Inflation is down, what about house prices and mortgages?

Jeremy Hunt’s Autumn Statement revealed that inflation has now fallen from a high of 11.1% to 4.6%.

The government anticipates it will fall to 2.8% by the end of 2024 and to 2% by the end of 2025.

The Bank of England is expected to start cutting rates next summer.

If mortgage rates begin to fall, this will support an improvement in demand, however prices, especially in the South East could continue to negotiate below the expected value.

This news couldn’t be better for buyers right now, who have been held back by higher mortgage rates in 2023.

Sellers are currently offering the biggest discounts in five years, with one in four offering 10% off the asking price.

The average discount being offered is 5.5%, the equivalent of £18,000.

In London and the South East, that rises to 6.1%, or £25,000, off the asking price.

Across the rest of the UK, the reduction is smaller at 4.8%, or £11,000, but it’s still the highest level of discounting we’ve seen in recent years.

  • Sellers are accepting an average discount of £18,000 in November 2023
  • In London and the South East, that rises to £25,000
  • Buyers are now in a strong negotiation position, particularly in southern England

Much more choice of homes, including popular 3-bed properties

The supply of the UK’s most in demand property type: three and four bedroom houses, is increasing an we’re now seeing record numbers of properties for sale.

During the pandemic years a chronic scarcity of homes on the market pushed up prices. The average estate agency branch now has 31 homes for sale, compared to a low of just 14 in the middle of the pandemic boom

This is the highest number of homes for sale per estate agent in six years, boosting choice amongst would-be buyers and providing them with much greater negotiating power with sellers as they agree pricing.

Buyers have room to negotiate on price

During the pandemic, buyers had to pay the full asking price to secure a property. Over the course of 2023, sellers have been accepting ever larger discounts to the asking price to agree a sale.

In the first six months of 2023, those discounts averaged out at 3.4% off the asking price. In November, the average discount recorded is 5.5%, or £18,000. That’s the largest level of discounting seen since 2018.

Buyers in southern England now have the greatest negotiating power of all. It’s where the biggest discounts are going on, with 6.1% reductions on average asking prices.

These discounts reflect the fact that sellers haven’t been cutting asking prices very quickly.
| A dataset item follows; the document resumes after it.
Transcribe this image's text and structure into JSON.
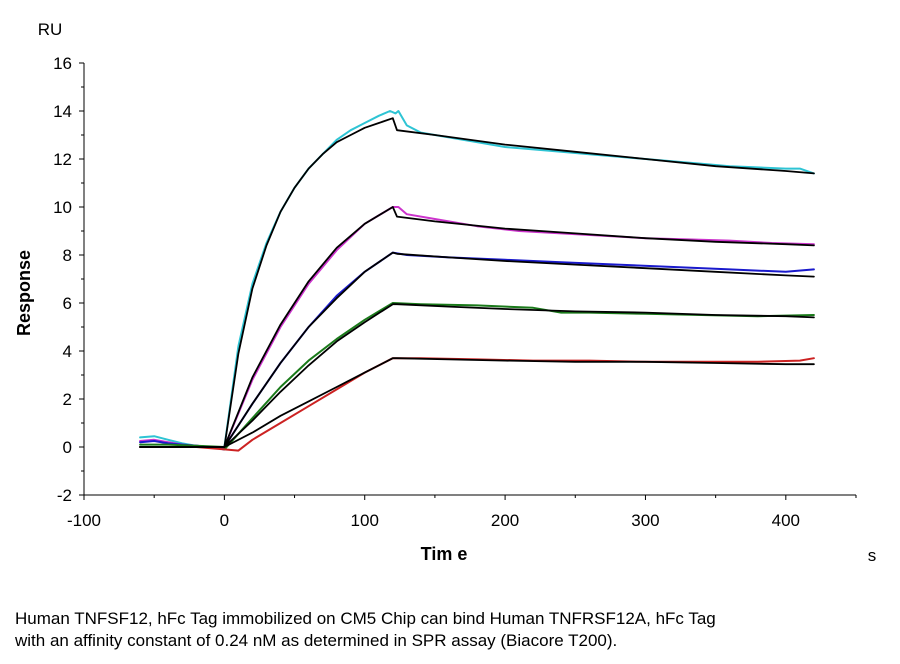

As more sellers adjust asking prices lower, we expect these discounts will start to return to normal levels of 3-4%.

There couldn’t be a better time to buy in London

London has seen slow price growth over the last seven years of just 8%, while for the rest of the UK, house prices have risen 28%.

Homes in the capital are now seen as better value for money, while a steady return to office working is supporting sales volumes and pricing levels here.

New sales have rebounded more in London than any other part of the UK over the last 2 months, leading to firming in prices.

What’s going to happen to house prices in 2024?

As we edge towards Christmas, the number of homes for sale will start declining as some sellers take their properties off the market with a view to relaunching in the new year.

It will remain a buyers’ market in 2024, with no rise in house prices anticipated any time soon.

The current repricing of homes has further to run in 2024 with 5-year fixed mortgage rates falling below 5%, they need to fall further to bring more buyers back into the market.